Long-term use or repeated courses of corticosteroids for atopic blepharoconjunctivitis (ABC) can easily cause side-effects like elevation of the intraocular pressure (IOP), cataract, and atrophy of the eyelid skin (Jones & Rhee 2006). Tacrolimus ointment is a topical calcineurin inhibitor and has been successfully used for atopic dermatitis (AD) (Reitamo et al. 2002). The main advantage compared with corticosteroids is that it does not cause skin atrophy and seems to be safe when used for the eyelids (Freeman et al. 2004; Virtanen et al. 2006).
We analysed retrospectively the patient records of 33 patients with severe ABC collected at our institution during 3 years (2004–2007). A total of 28 patients (age 45.9, range 19–84, 13 men) were accepted for the study. All patients included had used almost continuously topical corticosteroids before the study for at least 6 months. The mean interval from the start of tacrolimus treatment to the first follow-up visit was 10 weeks (4–17 weeks). A full ophthalmologic examination was performed to all patients before starting tacrolimus treatment and at individually scheduled follow-up visits. The severity of the symptoms and signs; blepharitis and conjunctivitis were assessed on a scale of 0–3. IOP was measured from both eyes with Goldmann applanation tonometer (Haag-Steit Ag, Bern, Switzerland) on each visit by the same investigator. A value of >20 mmHg was considered as elevated. Tacrolimus 0.03% ointment was applied to the eyelids once daily for the first 4 weeks and then intermittently depending on individual symptoms from 6 months to 2 years.
The data of the clinical score and IOP were analysed using Wilcoxon signed rank test with StatView for Windows®.
A statistically significant decrease in IOP was seen in the mean IOP of both eyes (p = 0.03). A total of 10 patients showed elevated IOP before the start of tacrolimus treatment (steroid responders), all except one in both eyes. They showed a more significant decrease in IOP (mean/median 24.5/24.0, range 21–37 versus 19.1/20.0, range 12–23, p = 0.0004) (Fig. 1). Elevated IOP was seen at the follow-up visit in nine eyes in five of these patients (mean/median 21.7/21.0, range 21–23). The clinical score decreased significantly from the start of the treatment to the first follow-up visit (mean/median 3.8/4.0 versus 1.3/1.0, p = 0.0001) (Fig. 2). No increased lens opacities or changes in vision were observed. All patients experienced subjective relief of the symptoms including itch. The treatment was well tolerated, and no marked adverse events appeared. Only mild burning sensation was experienced by three patients (10%) in the beginning of the treatment. A total of 16 patients have been further followed up for 6–12 months. All of them have shown a continuous good clinical response and IOP within normal limits (mean/median 15.5/15.0) including four patients with originally elevated IOP (mean/median 17.8/18.0, range 15–20).
A major problem in treating chronic ABC has been lack of alternatives for corticosteroid therapy.

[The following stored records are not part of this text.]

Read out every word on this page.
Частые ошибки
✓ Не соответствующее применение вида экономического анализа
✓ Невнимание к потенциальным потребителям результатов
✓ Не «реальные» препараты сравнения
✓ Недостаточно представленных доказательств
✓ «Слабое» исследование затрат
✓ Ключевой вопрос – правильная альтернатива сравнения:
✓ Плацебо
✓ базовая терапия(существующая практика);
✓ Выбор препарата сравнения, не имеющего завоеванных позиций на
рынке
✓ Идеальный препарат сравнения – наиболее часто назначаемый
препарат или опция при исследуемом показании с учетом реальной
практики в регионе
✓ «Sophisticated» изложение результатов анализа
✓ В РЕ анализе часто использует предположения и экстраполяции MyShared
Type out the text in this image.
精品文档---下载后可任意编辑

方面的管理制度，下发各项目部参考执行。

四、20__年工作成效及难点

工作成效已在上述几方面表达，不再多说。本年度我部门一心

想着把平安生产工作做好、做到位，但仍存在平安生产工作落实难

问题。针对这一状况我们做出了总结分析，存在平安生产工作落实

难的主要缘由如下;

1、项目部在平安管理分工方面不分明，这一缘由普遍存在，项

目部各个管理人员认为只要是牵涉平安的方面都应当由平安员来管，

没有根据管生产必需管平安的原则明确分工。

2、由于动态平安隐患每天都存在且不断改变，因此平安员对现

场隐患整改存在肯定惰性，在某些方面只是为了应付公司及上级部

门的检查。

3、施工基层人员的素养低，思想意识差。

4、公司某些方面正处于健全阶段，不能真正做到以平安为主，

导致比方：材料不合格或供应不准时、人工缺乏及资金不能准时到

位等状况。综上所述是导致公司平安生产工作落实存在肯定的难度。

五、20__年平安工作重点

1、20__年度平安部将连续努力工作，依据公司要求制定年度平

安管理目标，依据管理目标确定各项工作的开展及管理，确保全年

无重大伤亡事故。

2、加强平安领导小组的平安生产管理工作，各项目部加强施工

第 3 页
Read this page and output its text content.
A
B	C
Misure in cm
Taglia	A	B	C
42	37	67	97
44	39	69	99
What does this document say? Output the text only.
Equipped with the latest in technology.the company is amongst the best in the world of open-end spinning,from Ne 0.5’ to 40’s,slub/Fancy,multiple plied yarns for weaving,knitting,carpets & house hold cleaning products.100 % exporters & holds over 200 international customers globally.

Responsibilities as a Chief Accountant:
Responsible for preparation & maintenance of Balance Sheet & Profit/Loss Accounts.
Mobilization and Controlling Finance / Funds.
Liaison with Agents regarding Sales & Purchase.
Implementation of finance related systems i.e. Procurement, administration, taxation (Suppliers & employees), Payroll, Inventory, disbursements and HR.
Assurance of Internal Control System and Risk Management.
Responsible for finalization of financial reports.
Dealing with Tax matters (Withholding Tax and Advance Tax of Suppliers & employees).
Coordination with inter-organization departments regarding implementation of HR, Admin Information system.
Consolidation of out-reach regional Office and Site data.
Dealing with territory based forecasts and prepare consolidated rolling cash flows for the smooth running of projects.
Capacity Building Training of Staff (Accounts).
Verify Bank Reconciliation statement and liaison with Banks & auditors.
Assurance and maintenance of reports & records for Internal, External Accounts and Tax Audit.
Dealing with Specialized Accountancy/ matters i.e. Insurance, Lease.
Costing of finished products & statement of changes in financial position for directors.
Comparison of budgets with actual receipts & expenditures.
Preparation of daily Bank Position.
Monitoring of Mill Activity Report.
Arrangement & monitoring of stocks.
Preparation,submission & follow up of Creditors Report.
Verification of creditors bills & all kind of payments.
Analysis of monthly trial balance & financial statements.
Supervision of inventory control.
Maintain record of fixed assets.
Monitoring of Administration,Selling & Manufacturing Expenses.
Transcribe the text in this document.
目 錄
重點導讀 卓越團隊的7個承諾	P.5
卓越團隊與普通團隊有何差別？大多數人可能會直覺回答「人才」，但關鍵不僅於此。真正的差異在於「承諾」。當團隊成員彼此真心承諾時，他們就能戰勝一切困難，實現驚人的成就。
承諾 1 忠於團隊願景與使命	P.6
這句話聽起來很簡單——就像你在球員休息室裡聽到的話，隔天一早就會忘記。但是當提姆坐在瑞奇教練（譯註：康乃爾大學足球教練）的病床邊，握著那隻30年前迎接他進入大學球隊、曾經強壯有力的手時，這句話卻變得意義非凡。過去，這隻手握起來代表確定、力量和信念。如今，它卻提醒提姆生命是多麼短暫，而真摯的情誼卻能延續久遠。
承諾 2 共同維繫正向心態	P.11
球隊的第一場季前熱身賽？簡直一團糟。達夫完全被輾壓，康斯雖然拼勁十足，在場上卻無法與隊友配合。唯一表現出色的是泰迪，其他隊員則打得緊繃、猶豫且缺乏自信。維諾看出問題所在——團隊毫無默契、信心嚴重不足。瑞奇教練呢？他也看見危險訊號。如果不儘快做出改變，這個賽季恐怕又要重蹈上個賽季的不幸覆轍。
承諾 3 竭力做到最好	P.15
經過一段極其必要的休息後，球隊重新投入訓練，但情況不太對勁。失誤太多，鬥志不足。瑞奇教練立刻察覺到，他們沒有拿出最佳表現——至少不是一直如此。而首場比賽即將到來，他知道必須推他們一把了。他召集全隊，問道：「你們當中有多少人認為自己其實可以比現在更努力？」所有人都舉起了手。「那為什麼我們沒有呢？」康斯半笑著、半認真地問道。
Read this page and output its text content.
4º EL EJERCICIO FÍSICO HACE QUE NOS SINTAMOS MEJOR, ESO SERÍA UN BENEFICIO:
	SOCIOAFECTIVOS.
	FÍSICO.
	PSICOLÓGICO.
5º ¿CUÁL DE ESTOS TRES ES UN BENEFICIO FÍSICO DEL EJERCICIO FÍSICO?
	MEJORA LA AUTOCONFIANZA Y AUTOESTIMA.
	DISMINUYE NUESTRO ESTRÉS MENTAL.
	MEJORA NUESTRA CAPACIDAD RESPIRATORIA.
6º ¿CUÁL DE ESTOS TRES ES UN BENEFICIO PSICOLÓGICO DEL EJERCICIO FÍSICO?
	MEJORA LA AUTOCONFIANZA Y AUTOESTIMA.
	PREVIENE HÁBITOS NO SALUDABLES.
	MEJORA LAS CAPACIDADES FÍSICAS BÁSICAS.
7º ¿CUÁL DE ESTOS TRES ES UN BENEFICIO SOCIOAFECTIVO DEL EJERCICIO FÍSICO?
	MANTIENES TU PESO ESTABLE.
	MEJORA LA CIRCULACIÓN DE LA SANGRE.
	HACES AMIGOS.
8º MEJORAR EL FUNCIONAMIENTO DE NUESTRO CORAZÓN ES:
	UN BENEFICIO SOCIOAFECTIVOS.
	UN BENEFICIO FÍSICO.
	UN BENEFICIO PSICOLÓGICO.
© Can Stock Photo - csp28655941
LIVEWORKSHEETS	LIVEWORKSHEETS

We have earlier shown that 0.03% tacrolimus ointment is a good treatment alternative in patients with ABC (Virtanen et al. 2006). In a previous openlabel study by Freeman et al. (Freeman et al. 2004), a promising effect of 0.1% tacrolimus ointment treatment on IOP and clinical signs were reported during an 8 -week treatment period. However, 60% of the patients reported burning. Nivenius et al. (2007) published a short-term double-masked crossover study where 0.1% tacrolimus ointment was compared with clobetasol butyrate 0.05% for a 3 -week treatment period of ABC. Both treatments were effective in the treatment of clinical symptoms with a slight superiority to tacrolimus ointment. No serious side-effects or elevation in IOP were observed.
The present study shows a good clinical efficacy in eyelid dermatitis with 0.03% tacrolimus treatment without any elevation of IOP. In addition, there might perhaps even be other mechanisms in tacrolimus itself, like calcineurin inhibition, which could actively decrease IOP.